Saïd en conclut que le Coran demande aux gens de rechercher la vérité dans le monde réel, et non dans les textes du Coran. L’appel à « parcourir la terre » se répète treize fois dans le Coran. Saïd en tire la conclusion que cela constitue une partie de la révélation divine: chercher la connaissance sur le monde, son histoire et ses sociétés. C’est là que réside pour lui la « signification profonde et le miracle du Coran ».
De nouvelles interprétations du Coran
Cet appel à « parcourir » est couplé à l’exigence de la lecture. Après tout, « Lis ! » est le premier mot révélé au Prophète. Saïd interprète cela comme un appel à se familiariser avec l’histoire de l’aventure humaine, à laquelle on accède en premier lieu par le biais de la lecture.
Etayant son point de vue par des approches provenant de la tradition islamique, Saïd trace ainsi la voie à une nouvelle interprétation du Coran qui ne met plus l’accent sur les textes sacrés, mais place plutôt l’expérience humaine aux avant-postes.
C’est la raison pour laquelle les interprétations de Saïd ont été sévèrement attaquées par la pensée conservatrice. L’un de ses adeptes, Adel al-Tal, écrivit un livre en 1995 dans lequel il accusait Saïd d’être un « matérialiste déguisé en musulman. »
Conflit entre science et violence
Mais à ce jour, Saïd est resté fidèle au texte du Coran. Il cite souvent le Coran pour étayer son point de vue sur la non-violence.
Le passage qu’il cite le plus souvent est la Sourate 2, versets 30-33, dans laquelle les anges protestent contre la décision de Dieu d’envoyer un représentant sur terre. Leur argument consiste à dire que ce représentant ne fera rien d’autre que semer le trouble et répandre le sang. En réponse, Dieu enseigne à Adam « toutes les choses et leurs noms. »
Saïd comprend ce passage comme une dispute symbolique entre science et violence. Dans le langage des versets du Coran, cela signifie une dispute entre « donner des noms » et « créer le trouble et répandre le sang ».
L’humanité, conclut Saïd, devrait et peut utiliser la capacité donnée par Dieu à raisonner pour réaliser la paix sur terre.
Source : http://www.magharebia.com
Salam Aleykum,
je viens de decouvrir (par hasard ?) votre blog, et l’article sur Jawdat Saïd et sa vision m’a veritablement touché.
Pour faire court, je suis musulman et engagé dans une quete de Verité qui m’ont fait emprunter petit a petit le chemin de la non-violence.

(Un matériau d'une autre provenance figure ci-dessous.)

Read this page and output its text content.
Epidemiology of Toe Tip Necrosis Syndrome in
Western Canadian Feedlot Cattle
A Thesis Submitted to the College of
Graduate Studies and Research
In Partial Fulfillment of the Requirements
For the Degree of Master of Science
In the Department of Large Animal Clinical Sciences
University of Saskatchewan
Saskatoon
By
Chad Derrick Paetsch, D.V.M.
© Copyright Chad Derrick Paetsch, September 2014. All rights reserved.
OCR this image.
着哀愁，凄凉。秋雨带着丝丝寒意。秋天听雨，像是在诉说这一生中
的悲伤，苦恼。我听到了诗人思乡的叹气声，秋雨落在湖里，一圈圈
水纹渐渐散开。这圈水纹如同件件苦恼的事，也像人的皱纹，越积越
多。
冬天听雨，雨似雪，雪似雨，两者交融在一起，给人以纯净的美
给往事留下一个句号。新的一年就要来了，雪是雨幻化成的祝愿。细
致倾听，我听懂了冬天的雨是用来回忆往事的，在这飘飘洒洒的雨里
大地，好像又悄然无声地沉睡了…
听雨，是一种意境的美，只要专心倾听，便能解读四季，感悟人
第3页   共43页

Je serais ravi d’entretenir une correspondance avec vous, et souhaiterais prendre encore un peu de votre temps, je m’en excuse, afin de vous demander ou est-ce qu’il serait possible de se procurer les livres de Jawdat Saïd?
Je vous remercie.
Bien a vous,
Ibrahim
Salam Ibrahim,
Je suis très ravi moi aussi d’entretenir des correspondances avec vous. Par rapport aux écrits de Jawdat Saïd (en arabe) vous pouvez les trouvez sur le site Internet: http://www.jawdatsaid.net/
Merci à vous.
Fraternellement, Mohamed.
Helo, cette precision est pas forcement utile : « il y prit une part active dans la vie culturelle egyptienne » … en tout cas, tres bon billert ! @+
Salam,
je veux faire un travail de recherche sur la non violence en islam dans le cadre d’un travail universitaire en sciences islamique à la faculté de Louvain La Neuve. Je cherche de la dox et des écrits de musulmans, je suis tombée sur ce site dans une recherche internet, je ne lis malheureusement pas en arabe, y a t-ilmoyen de trouver le livre de cet auteur Jawad
Salam aïda,
A ma connaissance, les écrits de Jawdat Saïd sont tous en arabe (voir le site: http://www.jawdatsaid.net/). Aucune traduction en français de ses ouvrages n’a été faite pour l’instant. Je connais quelqu’un à Paris qui travaille sur le concept de la non-violence dans la pensée et les productions de Khales JALABI autour de ce concept. Cette personne connait de très près Jawdat Saïd. Si vous voulez, laissez-moi votre mail (en cliquant sur la rubrique « contactez-moi » en haut à droite) je vous communiquerez ces coordonnées. Je peux si vous le souhaitez bien sûr vous mettre en relation avec un ami qui viens de s’installer justement à Levain La Neuve cette année, il pourra certainement vous être utiles dans le cadre de vos recherches.
Fraternellement, Mohamed
Merci infiniment de votre réponse aussi rapide.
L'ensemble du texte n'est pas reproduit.